Responding to the President, House Republican Conference Chair Cathy McMorris Rodgers (R-WA) criticized the PPACA for increasing premiums and said “whether you’re a boy with Down Syndrome or a woman with breast cancer” you should be able to find coverage and a doctor who will treat you.” She said “No, we shouldn’t go back to the way things were, but this law is not working….” The Tea Party also chimed in with Senator Mike Lee (R-UT) saying “When it comes to health care, we know the best way to repeal Obamacare is to deliver better solutions. We can’t just return to the old system. Health care policy used to give too much power to insurance companies; Obamacare now gives far too much power to government. We know that real reform will put health care dollars and decisions where they belong: in the hands of patients and families and their doctors and nurses….” On the eve of the President’s speech, Senators Hatch (R-UT), Burr (R-NC) and Coburn (R-OK) announced they are asking the health care community to work with them to fashion an alternative to Obamacare, legislation they dubbed “The Patient Choice, Affordability, Responsibility, and Empowerment (CARE) Act”. They said the Patient CARE Act would be a legislative roadmap to fully repeal Obamacare and replace the law with common-sense measures that would: “Establish sustainable, patient-centered reforms” by:

  • Adopting common-sense consumer protections (e.g. one-time open enrollment and 5:1 age bands);

  • Creating a new protection to help Americans with pre-existing conditions (e.g. COBRA-like continuous-coverage/preexisting-continuous rules);

  • Empowering small business and individuals with purchasing power (e.g. tax credits for individuals and businesses with 100 or fewer employees);

  • Empowering states with more tools to help provide coverage while reducing costs (e.g. auto-enrollment with individual opt out);

  • Expanding and strengthen consumer directed health care;

  • “Modernize Medicaid to provide better coverage and care to patients” by transitioning to capped allotments to provide states with predictable funding and flexibility (e.g. allowing tax credits to pay for private coverage for Medicaid-eligible individuals);

  • Reauthorizing Health Opportunity Accounts to empower Medicaid patients;

  • “Reduce unnecessary defensive medicine practices and rein in frivolous lawsuits” through Medical Malpractice reforms;

  • “Increase health care price transparency to empower consumers and patients” by requiring basic health care transparency to inform and empower patients; and

  • “Reduce distortions in the tax code that drive up health care costs” by capping the exclusion of an employee’s employer-provided health coverage [to help pay for the new tax credits].

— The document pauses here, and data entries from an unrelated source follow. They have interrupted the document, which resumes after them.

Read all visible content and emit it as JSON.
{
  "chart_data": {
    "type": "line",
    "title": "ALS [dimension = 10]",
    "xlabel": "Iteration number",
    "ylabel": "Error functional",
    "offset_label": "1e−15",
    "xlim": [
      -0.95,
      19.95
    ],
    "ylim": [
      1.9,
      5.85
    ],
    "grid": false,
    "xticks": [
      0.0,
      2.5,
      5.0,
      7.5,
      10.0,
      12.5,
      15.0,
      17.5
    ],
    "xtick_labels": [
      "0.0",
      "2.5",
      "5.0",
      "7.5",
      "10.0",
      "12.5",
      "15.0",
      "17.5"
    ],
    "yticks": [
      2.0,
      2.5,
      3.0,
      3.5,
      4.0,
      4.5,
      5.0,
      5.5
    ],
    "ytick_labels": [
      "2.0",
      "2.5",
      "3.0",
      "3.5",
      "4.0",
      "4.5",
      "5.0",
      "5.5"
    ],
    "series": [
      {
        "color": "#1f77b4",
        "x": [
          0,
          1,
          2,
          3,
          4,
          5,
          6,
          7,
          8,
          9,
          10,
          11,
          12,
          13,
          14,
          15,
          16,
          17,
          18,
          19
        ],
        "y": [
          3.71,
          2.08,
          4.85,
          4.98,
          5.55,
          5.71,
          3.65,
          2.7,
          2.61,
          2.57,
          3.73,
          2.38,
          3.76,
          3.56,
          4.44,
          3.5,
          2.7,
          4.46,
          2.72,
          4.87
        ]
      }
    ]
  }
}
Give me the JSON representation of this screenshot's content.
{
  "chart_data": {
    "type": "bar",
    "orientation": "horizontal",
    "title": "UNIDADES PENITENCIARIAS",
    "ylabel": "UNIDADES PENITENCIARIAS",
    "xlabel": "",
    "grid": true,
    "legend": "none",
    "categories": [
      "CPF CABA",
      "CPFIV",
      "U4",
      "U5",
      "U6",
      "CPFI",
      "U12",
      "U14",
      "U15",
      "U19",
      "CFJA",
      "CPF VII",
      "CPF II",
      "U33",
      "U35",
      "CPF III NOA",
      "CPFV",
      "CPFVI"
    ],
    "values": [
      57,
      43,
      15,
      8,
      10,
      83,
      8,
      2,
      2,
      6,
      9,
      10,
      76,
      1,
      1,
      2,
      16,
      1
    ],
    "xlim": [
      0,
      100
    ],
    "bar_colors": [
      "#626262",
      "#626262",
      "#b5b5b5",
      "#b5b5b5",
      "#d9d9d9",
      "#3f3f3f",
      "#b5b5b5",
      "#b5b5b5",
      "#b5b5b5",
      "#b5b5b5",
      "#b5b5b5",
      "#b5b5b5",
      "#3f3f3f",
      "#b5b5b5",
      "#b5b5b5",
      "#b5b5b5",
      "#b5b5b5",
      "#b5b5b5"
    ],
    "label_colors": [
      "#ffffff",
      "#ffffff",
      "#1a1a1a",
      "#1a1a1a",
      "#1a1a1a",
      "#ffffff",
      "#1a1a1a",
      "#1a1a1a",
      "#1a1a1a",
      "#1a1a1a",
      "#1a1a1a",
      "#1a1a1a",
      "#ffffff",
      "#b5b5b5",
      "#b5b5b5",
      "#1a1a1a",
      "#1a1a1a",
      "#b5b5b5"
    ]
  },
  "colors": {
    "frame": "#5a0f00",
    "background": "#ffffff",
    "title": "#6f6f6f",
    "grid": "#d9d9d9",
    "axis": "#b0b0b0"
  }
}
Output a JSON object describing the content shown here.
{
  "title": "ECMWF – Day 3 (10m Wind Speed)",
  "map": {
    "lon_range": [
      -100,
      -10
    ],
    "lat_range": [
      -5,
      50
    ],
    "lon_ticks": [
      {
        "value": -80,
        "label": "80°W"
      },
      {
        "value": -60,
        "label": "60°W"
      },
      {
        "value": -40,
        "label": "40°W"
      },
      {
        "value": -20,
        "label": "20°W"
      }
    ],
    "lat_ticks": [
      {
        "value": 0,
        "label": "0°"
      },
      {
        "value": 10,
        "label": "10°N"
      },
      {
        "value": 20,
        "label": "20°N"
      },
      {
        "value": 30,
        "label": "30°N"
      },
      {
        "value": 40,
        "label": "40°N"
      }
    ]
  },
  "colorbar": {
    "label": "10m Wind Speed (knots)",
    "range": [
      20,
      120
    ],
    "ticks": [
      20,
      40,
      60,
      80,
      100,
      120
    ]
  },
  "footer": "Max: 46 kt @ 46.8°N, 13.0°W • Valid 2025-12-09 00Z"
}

Although the Patient CARE Act would repeal the PPACA’s individual and employer mandates and the taxes on insurers and medical devices, it would apparently not repeal the provisions allowing student’s to continue coverage under their parents plans, the expansion of Part D drug coverage and Medicare preventive care benefits. After the Hatch/Burr/Coburn initiative was announced, Senate Minority Leader Mitch McConnell (R-KY) revealed that a request was made to the Republican Governors Association for their ideas on how to replace the health law. The House Majority Leader, Eric Cantor (R-VA), also wound up the House Republican Legislative Retreat by saying the House will attempt to advance a vote on legislation that would repeal and replace the PPACA. While not endorsing any legislation already introduced, the discussion revolved around “guiding principles” involving high-risk pools, portability of health coverage across state lines, medical liability reform and expanded health savings accounts.